Gül, ülkenin her tarafının, dört bir yanının birbirinden kıymetli olduğunu, Samsun'dan Mersin'e Edirne'den Hakkari'ye kadar her tarafın bu ülkenin parçası olduğunu ve bir bütünü oluşturduğunu kaydetti.
"Tüm illerimiz, hepsi de bu aziz vatanın en kıymetli illerindendir, hiç birinin birbirinden farkı yoktur. Hepsi de bizimdir. Biz de bütün bu illerimizin hepsindeyiz" diyen Gül, bu çerçevede Tunceli'ye gelmenin, buranın sorunlarını dinlemenin, buradaki gelişmeyi görmenin kendisini çok mutlu ettiğini dile getirdi.
Üniversitenin kısa süre içinde bu kadar başarı elde ettiğinin hep beraber görüldüğünü söyleyen Gül, "Açıkçası ben de bu kadar beklemiyordum" dedi.
"Sembolik anlamı var"
Üniversitenin, şehrin meselelerine kısa süre içinde sahip çıktığını da gördüğünü söyleyen Gül, üniversitenin güçlenmesi için ellerinden geleni yapacaklarını belirtti.

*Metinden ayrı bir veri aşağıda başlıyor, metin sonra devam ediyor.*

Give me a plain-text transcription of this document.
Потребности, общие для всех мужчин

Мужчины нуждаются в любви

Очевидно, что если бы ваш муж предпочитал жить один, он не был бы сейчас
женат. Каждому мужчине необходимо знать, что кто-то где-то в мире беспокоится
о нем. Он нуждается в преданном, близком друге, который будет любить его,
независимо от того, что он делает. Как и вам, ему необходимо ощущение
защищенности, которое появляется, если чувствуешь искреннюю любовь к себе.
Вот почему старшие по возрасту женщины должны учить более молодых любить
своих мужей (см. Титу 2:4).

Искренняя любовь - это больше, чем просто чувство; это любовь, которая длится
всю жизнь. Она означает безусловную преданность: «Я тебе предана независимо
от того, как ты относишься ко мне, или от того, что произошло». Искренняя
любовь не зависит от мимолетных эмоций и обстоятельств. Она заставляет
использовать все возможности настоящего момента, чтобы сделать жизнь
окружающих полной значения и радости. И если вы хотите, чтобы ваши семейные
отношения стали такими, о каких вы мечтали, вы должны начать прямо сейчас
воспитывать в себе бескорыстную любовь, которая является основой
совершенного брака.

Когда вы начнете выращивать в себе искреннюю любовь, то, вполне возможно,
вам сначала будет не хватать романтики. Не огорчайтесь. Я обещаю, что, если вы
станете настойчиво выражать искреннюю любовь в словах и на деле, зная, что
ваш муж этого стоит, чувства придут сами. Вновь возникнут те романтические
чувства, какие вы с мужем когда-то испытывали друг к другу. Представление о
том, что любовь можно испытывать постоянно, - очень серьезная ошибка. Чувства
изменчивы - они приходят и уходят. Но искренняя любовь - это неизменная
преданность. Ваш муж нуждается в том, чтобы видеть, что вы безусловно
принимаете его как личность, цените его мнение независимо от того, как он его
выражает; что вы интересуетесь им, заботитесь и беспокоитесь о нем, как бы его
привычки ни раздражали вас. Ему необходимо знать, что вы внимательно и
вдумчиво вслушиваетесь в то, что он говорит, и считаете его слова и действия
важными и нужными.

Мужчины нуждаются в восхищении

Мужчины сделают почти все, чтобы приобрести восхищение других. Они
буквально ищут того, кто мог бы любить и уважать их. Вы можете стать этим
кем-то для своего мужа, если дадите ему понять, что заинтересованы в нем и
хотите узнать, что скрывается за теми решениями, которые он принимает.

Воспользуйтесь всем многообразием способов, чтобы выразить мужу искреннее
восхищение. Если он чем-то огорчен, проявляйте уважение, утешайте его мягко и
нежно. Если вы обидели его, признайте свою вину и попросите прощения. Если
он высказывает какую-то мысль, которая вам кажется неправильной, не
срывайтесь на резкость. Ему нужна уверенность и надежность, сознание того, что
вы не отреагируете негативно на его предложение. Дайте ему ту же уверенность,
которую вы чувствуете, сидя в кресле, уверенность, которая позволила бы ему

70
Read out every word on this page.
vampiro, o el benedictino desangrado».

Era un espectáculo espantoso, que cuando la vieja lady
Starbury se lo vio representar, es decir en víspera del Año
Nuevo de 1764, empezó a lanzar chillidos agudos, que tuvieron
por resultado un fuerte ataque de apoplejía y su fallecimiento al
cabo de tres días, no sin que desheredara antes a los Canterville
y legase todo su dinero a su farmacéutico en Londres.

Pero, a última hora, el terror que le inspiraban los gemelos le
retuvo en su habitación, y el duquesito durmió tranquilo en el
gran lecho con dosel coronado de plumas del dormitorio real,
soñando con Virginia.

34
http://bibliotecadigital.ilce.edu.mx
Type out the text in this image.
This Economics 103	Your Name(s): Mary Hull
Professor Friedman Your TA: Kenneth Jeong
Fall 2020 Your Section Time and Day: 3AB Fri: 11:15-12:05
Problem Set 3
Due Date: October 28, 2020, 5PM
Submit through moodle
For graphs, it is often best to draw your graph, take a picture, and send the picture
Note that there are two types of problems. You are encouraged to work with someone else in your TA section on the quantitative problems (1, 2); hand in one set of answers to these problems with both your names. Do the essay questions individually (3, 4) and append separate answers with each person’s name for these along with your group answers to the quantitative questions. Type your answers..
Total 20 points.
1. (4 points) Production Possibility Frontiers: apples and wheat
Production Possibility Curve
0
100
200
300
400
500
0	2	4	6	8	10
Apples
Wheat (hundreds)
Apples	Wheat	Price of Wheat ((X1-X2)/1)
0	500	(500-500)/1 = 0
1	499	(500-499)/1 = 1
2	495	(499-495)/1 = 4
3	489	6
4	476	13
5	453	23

Gül, "Ben de bu üniversitenin sadece devlet kaynaklarıyla değil, hayırsever vatandaşlarımız vasıtasıyla da gelişmesi için ne gerekiyorsa bunu yapacağım" dedi.
Bu üniversitenin başarısının hep beraber görülmesi gerektiğini söyleyen Gül, "Bir taraftan eğitim yapacaksınız, bir taraftan bu şehrin gelişmesini, bu şehrin insanlarının sorunlarını çözeceksiniz, çevresine, ekonomisine, kültürüne duyarlı olacaksınız. Böyle bir misyonunuz da var. Unutmayın ki, sembolik anlamı var bu üniversitenin. Onun için bu görevinizi en iyi şekilde yapacağınıza inanıyorum. Başta Tunceli'deki bütün kamu görevlileri ve halk yardımcı olacak sonra da Ankara tabi size yardımcı olacak" diye konuştu.
Cumhurbaşkanı Abdullah Gül, gerçekleştirdiği ziyaretler ve katıldığı Tunceli Üniversitesi akademik yılı açılış törenin ardından ilden ayrıldı. Cumhurbaşkanı Gül, Elazığ'daki programına katılmak için kara yolu ile bu kente geçti.
Gül, doğuya en kapsamlı ziyaretini göreve geldikten sonra yapmış; 11-14 Eylül 2007 tarihlerinde van, Hakkari, Siirt ve Diyarbakır'a gitmişti. Cumhurbaşkanı, doğuya en son ziyaretini ise 8 Ağustos 2009'da Bitlis'e yapmıştı.